Hugging Face, known for its Transformers library and contributions to AI research, faced significant challenges in managing runtime security across vast and complex Kubernetes environments. Adrien Carreira, head of infrastructure at Hugging Face, notes, “CAST AI’s KSPM product identifies and blocks 20 times more runtime threats than any other security tool we’ve used.”
Alleviating the threat of compromised Kubernetes containers also needs to include scans of clusters for misconfigurations, image vulnerabilities and runtime anomalies. CAST AI set this as a design goal in their KSPM solution by making automated remediation, independent of human intervention, a core part of their solution. Ivan Gusev, principal cloud architect at OpenX, noted, “This product was incredibly user-friendly, delivering security insights in a much more actionable format than our previous vendor. Continuous monitoring for runtime threats is now core to our environment.”
Why Real-Time Threat Detection Is Essential
The real-time nature of any KSPM solution is essential for battling Kubernetes attacks, especially during runtime. Jérémy Fridman, head of information security at PlayPlay, emphasized, “Since adopting CAST AI for Kubernetes management, our security posture has become significantly more robust. The automation features—both for cost optimization and security—embody the spirit of DevOps, making our work more efficient and secure.”

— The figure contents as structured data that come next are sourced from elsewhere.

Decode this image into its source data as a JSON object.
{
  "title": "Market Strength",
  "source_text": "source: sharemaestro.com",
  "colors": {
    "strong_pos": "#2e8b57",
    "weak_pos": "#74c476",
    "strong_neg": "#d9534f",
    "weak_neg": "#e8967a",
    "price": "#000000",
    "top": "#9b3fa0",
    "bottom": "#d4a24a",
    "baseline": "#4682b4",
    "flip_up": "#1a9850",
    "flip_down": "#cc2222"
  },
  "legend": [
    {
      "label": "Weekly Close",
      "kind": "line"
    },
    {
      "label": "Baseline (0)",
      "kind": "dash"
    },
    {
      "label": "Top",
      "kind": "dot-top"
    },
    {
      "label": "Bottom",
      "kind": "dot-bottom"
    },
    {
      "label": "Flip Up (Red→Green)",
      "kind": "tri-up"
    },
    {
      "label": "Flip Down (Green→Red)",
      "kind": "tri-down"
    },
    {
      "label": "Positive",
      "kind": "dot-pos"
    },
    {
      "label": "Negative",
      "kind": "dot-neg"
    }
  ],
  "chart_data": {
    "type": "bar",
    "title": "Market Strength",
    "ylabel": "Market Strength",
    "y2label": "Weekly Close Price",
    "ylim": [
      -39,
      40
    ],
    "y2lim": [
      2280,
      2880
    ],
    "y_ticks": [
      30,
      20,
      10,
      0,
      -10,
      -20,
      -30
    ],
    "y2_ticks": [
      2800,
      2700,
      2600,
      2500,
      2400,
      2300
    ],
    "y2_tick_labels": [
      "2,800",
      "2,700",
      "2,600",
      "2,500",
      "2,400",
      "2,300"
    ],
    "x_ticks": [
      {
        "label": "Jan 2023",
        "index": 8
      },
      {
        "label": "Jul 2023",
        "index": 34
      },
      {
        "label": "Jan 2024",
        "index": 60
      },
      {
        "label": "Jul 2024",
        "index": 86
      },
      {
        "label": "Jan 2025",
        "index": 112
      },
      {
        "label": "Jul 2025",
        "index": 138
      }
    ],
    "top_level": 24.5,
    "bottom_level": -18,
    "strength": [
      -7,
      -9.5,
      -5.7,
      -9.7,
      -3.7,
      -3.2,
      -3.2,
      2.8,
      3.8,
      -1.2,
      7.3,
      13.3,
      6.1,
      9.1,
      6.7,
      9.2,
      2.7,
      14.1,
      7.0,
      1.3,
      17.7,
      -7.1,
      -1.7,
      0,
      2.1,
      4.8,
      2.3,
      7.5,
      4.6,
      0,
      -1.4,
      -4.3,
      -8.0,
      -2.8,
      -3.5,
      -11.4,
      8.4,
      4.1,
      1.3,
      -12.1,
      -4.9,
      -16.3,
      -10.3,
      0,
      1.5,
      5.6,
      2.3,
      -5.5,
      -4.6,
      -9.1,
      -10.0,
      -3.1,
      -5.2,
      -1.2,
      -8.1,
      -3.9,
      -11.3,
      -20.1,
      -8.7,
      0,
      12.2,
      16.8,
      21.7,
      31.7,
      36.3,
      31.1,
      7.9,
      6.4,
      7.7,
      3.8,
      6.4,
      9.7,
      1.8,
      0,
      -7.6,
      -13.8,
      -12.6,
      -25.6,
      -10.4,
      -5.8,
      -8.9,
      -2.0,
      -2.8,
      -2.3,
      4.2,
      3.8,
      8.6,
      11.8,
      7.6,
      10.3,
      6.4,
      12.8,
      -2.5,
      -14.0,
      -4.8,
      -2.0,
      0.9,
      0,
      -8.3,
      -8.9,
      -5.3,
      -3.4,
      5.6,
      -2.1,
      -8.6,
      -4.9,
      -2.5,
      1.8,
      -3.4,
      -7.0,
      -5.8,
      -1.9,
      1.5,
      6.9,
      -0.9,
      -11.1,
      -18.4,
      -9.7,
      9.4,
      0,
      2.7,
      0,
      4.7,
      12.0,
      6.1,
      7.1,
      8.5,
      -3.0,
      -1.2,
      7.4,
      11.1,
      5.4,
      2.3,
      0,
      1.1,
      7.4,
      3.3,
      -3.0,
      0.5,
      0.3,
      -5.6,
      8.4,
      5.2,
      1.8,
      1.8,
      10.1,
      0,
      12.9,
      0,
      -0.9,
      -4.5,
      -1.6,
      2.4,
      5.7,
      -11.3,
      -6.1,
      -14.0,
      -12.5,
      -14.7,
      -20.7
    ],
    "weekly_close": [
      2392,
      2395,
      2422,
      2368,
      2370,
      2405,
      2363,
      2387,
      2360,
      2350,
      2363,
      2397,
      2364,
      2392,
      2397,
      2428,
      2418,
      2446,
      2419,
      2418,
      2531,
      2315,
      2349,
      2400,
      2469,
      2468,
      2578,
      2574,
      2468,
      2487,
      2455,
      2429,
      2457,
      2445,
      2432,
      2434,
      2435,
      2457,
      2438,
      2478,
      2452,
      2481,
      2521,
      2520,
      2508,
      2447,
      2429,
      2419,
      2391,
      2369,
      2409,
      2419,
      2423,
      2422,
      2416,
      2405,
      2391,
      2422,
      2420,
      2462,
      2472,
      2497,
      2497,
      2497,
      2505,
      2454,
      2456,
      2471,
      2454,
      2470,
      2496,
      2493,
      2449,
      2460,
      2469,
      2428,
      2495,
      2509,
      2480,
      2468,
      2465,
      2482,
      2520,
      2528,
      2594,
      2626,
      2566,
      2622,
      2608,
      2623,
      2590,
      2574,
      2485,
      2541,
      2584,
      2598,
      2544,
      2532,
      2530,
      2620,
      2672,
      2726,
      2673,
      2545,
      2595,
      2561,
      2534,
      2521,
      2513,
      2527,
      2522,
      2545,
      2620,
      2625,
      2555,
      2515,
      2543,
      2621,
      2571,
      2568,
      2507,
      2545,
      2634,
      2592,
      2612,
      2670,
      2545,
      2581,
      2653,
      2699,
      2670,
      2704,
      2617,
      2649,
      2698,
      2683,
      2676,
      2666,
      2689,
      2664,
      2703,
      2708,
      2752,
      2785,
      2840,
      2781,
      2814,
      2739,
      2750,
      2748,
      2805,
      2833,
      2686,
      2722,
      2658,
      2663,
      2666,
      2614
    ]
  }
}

The CAST AI Security Dashboard below illustrates how their system provides continuous scanning and real-time remediation. The dashboard monitors nodes, workloads, and image repositories for vulnerabilities, displaying critical insights and offering immediate fixes.
Source: CAST AIAnother advantage of integrating real-time detection into the core of any KSPM solution is the ability to patch containers in real time. “Automation means your system is always running on the latest, most secure versions. We don’t just alert you to threats; we fix them, even before your security team gets involved,” Gil said.
Stepping up Kubernetes security is a must-have in 2025
The bottom line is that Kubernetes containers are under increasing attack, especially at runtime, putting entire enterprises at risk.
Runtime attacks are approaching an epidemic as cryptocurrency values soar in response to global economic and political uncertainty. Every organization using Kubernetes containers must be especially on guard against crypto mining. For example, illegal crypto mining on AWS can quickly generate enormous bills as attackers exploit vulnerabilities to run high-demand mining operations on EC2 instances, consuming vast computing power. This underscores the need for real-time monitoring and robust security controls to prevent such costly breaches.